Samengestelde microscopen begrijpen
Er bestaan verschillende gespecialiseerde soorten samengestelde microscopen, maar helderveldmicroscopen komen het meest voor. Monsters voor hen mogen slechts enkele microns dik zijn, wat een miljoenste van een meter is. Dikkere exemplaren laten niet genoeg licht door en laten geen nauwkeurige scherpstelling toe. Helderveldmicroscopen hebben een buis met objectieflenzen aan de onderkant, het dichtst bij het monster, en een oculaire lens of oculair aan de bovenkant. Verschillende objectieven met verschillende vergrotingen draaien op een neusstuk of torentje. Het platform net onder het neusstuk houdt het objectglaasje vast en daaronder schijnt een lichtbron door een condensor naar het object. Moderne samengestelde microscopen kunnen een object vergroten van 1.000 tot 2.000 keer de oorspronkelijke afmetingen.
Hele bergen
Voor kleine voorwerpen zoals haren, kleine insecten, insectendelen of stuifmeelkorrels wordt het monster direct op het midden van een glazen of plastic objectglaasje met een kleine hoeveelheid montagemedium, meestal een synthetisch of natuurlijk harsproduct voor permanent dia's. Voor tijdelijke dia's, zoals een druppel vijverwater met micro-organismen, is het water het bevestigingsmedium. Bescherm monsters met een dekglaasje, een rond of vierkant zeer dun stuk glas of plastic. Sommige monsters moeten worden gekleurd met natuurlijke of synthetische kleurstoffen die bedoeld zijn voor microscopie om goed te kunnen worden gezien.
Pompoenen en uitstrijkjes
Een eenvoudige manier om een dun monster te bereiden, is door een klein stukje weefsel onder het dekglaasje plat te drukken of plat te drukken.
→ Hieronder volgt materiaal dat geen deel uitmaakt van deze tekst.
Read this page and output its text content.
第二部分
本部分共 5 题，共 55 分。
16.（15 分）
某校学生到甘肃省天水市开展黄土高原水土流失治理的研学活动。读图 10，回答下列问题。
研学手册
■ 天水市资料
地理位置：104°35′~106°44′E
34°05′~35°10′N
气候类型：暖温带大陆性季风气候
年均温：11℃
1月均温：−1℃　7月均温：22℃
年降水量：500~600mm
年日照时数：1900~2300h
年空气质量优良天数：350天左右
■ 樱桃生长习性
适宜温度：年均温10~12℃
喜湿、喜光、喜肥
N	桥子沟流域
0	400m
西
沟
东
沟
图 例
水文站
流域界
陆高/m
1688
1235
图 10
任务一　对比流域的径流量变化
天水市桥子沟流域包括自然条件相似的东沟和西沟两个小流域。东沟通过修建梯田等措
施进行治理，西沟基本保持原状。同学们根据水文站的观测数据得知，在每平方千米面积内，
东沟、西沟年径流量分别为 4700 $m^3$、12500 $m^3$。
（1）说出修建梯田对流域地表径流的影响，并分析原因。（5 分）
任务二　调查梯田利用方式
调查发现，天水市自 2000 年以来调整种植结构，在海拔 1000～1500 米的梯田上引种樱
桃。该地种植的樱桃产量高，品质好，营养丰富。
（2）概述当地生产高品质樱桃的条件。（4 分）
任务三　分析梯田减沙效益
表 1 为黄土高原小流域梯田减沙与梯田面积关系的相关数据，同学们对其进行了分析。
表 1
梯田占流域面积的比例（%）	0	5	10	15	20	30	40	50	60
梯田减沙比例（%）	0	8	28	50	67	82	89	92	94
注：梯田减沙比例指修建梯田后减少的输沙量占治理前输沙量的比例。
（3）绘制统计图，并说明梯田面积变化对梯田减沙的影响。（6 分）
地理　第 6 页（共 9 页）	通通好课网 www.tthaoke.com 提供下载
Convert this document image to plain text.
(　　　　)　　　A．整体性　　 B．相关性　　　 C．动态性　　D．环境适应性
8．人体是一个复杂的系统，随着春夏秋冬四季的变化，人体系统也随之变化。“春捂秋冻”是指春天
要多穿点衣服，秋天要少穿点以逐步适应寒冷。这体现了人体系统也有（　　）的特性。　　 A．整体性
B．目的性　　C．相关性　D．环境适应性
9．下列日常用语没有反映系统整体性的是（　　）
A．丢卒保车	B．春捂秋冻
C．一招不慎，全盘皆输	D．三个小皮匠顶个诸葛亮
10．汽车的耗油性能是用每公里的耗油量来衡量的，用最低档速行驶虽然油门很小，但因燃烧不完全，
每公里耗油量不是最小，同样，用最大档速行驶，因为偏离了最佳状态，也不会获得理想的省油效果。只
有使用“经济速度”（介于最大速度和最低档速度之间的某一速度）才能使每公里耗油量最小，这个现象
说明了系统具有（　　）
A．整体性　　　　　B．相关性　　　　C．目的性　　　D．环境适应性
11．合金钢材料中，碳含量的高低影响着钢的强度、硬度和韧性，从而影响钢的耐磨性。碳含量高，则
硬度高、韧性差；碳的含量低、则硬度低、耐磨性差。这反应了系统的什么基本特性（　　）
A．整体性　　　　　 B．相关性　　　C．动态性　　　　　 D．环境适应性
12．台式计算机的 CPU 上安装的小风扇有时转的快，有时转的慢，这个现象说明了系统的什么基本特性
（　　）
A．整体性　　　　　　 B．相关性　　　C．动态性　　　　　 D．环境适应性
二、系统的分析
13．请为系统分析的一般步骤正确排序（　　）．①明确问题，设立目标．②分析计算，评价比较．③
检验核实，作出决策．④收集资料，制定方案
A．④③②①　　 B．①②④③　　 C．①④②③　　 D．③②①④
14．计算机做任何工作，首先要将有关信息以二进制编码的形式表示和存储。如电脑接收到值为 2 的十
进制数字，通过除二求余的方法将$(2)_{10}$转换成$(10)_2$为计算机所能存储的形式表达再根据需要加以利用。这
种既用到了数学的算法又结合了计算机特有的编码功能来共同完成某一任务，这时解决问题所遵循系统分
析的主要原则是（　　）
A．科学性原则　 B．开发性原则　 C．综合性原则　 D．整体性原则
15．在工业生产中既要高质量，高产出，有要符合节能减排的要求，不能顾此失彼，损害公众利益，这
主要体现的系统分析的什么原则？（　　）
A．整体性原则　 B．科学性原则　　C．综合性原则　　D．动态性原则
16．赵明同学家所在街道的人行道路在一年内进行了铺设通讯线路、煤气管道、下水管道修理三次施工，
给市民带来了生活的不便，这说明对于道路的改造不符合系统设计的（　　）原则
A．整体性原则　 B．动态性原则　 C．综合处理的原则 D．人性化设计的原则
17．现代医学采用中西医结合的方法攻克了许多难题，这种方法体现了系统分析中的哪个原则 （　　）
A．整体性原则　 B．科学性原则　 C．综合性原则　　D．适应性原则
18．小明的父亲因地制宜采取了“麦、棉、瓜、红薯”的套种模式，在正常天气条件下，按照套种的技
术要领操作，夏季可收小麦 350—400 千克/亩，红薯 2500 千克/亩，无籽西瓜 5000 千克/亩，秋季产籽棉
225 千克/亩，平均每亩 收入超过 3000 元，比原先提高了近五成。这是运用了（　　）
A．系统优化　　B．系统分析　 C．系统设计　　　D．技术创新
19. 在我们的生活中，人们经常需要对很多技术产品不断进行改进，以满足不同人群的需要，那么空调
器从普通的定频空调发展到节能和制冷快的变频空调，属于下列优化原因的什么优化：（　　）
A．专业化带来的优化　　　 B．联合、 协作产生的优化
Vaak gebruikt in plantenmonsters om chromosomen te zien, snelgroeiende weefsels zoals wortelpunten of helmknoppen celdeling ondergaan worden bewaard in fixatief, vervolgens verzacht en gekleurd om de chromosomen. Zachte druk van het gumuiteinde van een potlood gecentreerd over het afgedekte monster dwingt de cellen uit elkaar in een enkele laag. Bij uitstrijkjes wordt het monster dun uitgespreid over één objectglaasje met een ander objectglaasje als spreider, en het resulterende uitstrijkje wordt gedroogd en gekleurd. In de geneeskunde worden monsters van lichaamsvloeistoffen, zoals bloed, hersenvocht of sperma uitgesmeerd.
Gekleurde weefselsecties
Een meer gecompliceerde snijprocedure vindt plaats wanneer de structuur en organisatie van een heel klein organisme of een stuk weefsel moet worden bestudeerd. Bij de meeste monsters wordt eerst het weefsel geconserveerd en uitgehard en wordt het water verwijderd. Vervolgens wordt het monster ingebed in een stijf medium zoals was of plastic en in zeer dunne secties gesneden met een dikte van slechts enkele microns met behulp van een precisiemachine die een microtoom wordt genoemd. Het monster is georiënteerd om dwarsdoorsneden of langsdoorsneden te geven wanneer het wordt gesneden. De coupes worden op objectglaasjes geplakt, het inbeddingsmedium wordt verwijderd en de weefsels worden gekleurd om structuren en cellen te differentiëren. Waar snelheid essentieel is, zoals bij chirurgische biopsieën voor kanker, worden monsters ingevroren, gesneden met een vriesmicrotoom, gekleurd en onderzocht.